From School Library Journal:

Gr-2-4 – Set in the segregated South of the 1950s, Mitchell’s poignant story features eight-year old Belle and her loving, stalwart African-American family. When Grandmama, who can’t read but whose singing voice captures the hearts of all who hear her, joins a jazz band for a tour of the South, Belle pleads to go along. Thrilled to expand her world beyond Pecan Flats, MS, she experiences firsthand the difficulties her people face: hotels marked “White Only,” diners that refuse them service, police who search their cars and luggage for no reason. Through it all, Grandmama sings to growing crowds, believing in the power of music to bring people together. When, at the story’s end, a recording contract beckons her “up north,” Grandmama tells Belle to believe in herself and “sing her own song.” Ransome’s full-page images, rich in color and feeling, portray the landscape of the South and the individual emotions of the characters with equal aplomb. Placed in the past, the message is still relevant for children today.” (Barbara Elleman, Eric Carle Museum of Picture Book Art, Amherst, MA

From Kirkus Reviews:

Belle joins her beloved grandmother, a jazz singer, on a summer tour of Southern towns and sees that segregation is everywhere—not just at home in Mississippi.

Holding tight to her uncle’s lucky rabbit’s foot, Belle watches as Grandmama and the musicians face the ugliness of Jim Crow in diners and theaters and on the road. In Alabama, the police dump their belongings on the roadside, a state’s welcome. She also listens as her grandmother shares her dreams for an integrated society and thrills to her resounding performance on stage in Atlanta, one that leads to an offer to make recordings for a company up North. It’s a moment that inspires Belle to dream, because “the promise of her song helped me believe in myself.” As in Uncle Jed’s Barbershop (1993), for which Ransome won a Coretta Scott King Illustrator Honor, Mitchell has crafted another compelling story of an African-American family both strong and determined despite the all-powerful clamp of racism. Ransome uses watercolors in warm tones of yellows and browns to reveal nuances of expression and the warmth of family and community.

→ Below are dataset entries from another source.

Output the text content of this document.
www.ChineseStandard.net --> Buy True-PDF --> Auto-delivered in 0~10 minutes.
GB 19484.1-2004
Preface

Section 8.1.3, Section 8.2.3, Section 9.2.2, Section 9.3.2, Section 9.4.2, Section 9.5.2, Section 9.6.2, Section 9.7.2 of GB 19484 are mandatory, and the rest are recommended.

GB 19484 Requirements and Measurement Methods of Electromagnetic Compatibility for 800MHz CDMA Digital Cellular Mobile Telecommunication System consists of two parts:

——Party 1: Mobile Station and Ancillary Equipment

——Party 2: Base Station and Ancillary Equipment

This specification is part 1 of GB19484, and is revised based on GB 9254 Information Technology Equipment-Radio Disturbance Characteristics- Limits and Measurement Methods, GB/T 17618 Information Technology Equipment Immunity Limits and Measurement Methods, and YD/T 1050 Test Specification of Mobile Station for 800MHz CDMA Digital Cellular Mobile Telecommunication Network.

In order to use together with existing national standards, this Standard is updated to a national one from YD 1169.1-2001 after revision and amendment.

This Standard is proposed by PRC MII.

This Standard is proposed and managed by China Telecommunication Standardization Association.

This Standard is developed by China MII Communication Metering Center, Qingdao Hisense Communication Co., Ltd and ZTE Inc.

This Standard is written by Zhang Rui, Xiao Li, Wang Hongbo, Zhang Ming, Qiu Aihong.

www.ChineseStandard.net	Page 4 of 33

A gentle story that shows the everyday realities of segregation through the observant eye of a child. (Picture book. 5-9)

From Publishers Weekly:

“Mitchell and Ransome, the team behind Coretta Scott King Honor–winner Uncle Jed’s Barbershop, reunite for another story set in the early 20th century, in which intimate family relationships are set against a backdrop of racial segregation. Eight-year-old narrator Belle lives with her parents and Grandmama in the fictional town of Pecan Flats, Miss. Grandmama’s singing voice has earned her local fame, and when a man offers to “book her and a band on a small singing tour of the South,” she agrees, bringing Belle along for the ride. Written in the past tense, Belle’s narration has an elegiac quality, but while the band encounters plenty of discrimination on the road, triumphs outweigh setbacks (and Grandmama doesn’t come to any serious harm). Ransome’s lovely, naturalistic watercolors draw out a wealth of emotions from the characters, particularly Grandmama, whose expressions range from weariness to passion while she’s singing, and determination, such as when she slams money on the counter of a restaurant that won’t serve them. It’s a stirring reminder that it’s never too late to chase one’s dreams, no matter the obstacles. Ages 5–9. (Jan.)”

From The Horn Book:

From the author and the illustrator of Uncle Jed’s Barbershop (rev. 11/93) comes another picture book about life in the segregated South. The narrator recounts her grandmother’s story—she couldn’t read but “always had a song to sing”—which centers on Grandmama’s singing tour with her eight-year-old granddaughter there to keenly observe everything. Grandmama and her musicians initially draw small crowds, and Belle nervously points out the “whites only” signs wherever they go, but Grandmama is undeterred. Gradually word spreads about Grandmama’s talent as the tour continues, but the group still must contend with suspicion from Alabama police. The narration is calm and matter-of-fact, like Grandmama, who remains focused on what’s right, while in contrast Ransome’s paintings show the shame, sadness, and anger the characters feel. Mitchell’s latest picture book gives modern-day children a realistic depiction of the small humiliations and frightening moments African American travelers went through in their daily lives during the Jim Crow era, and it makes an excellent book for discussion. – Susan Dove Lempke

From Elizabeth Bird’s Librarian Preview:

Remember Uncle Jed’s Barbershop by Margaree King Mitchell, and illustrated by James Ransome? I sure as heck do because that book ends up on a lot of school lists of required reading. Well, that book came out in 1993 and is still in print to this day. Now Mitchell and Ransome have reunited at long last in When Grandmama Sings. In this picture book (historical) a girl can read and her grandma can’t. When her grandmother’s singing gives her a chance to go on tour she does so with her granddaughter. The trouble? They’re touring the segregated south. This is a book that covers both a meaningful relationship and history. A good companion to last year’s The Green Book by Calvin Ramsey and Floyd Cooper, don’t you think?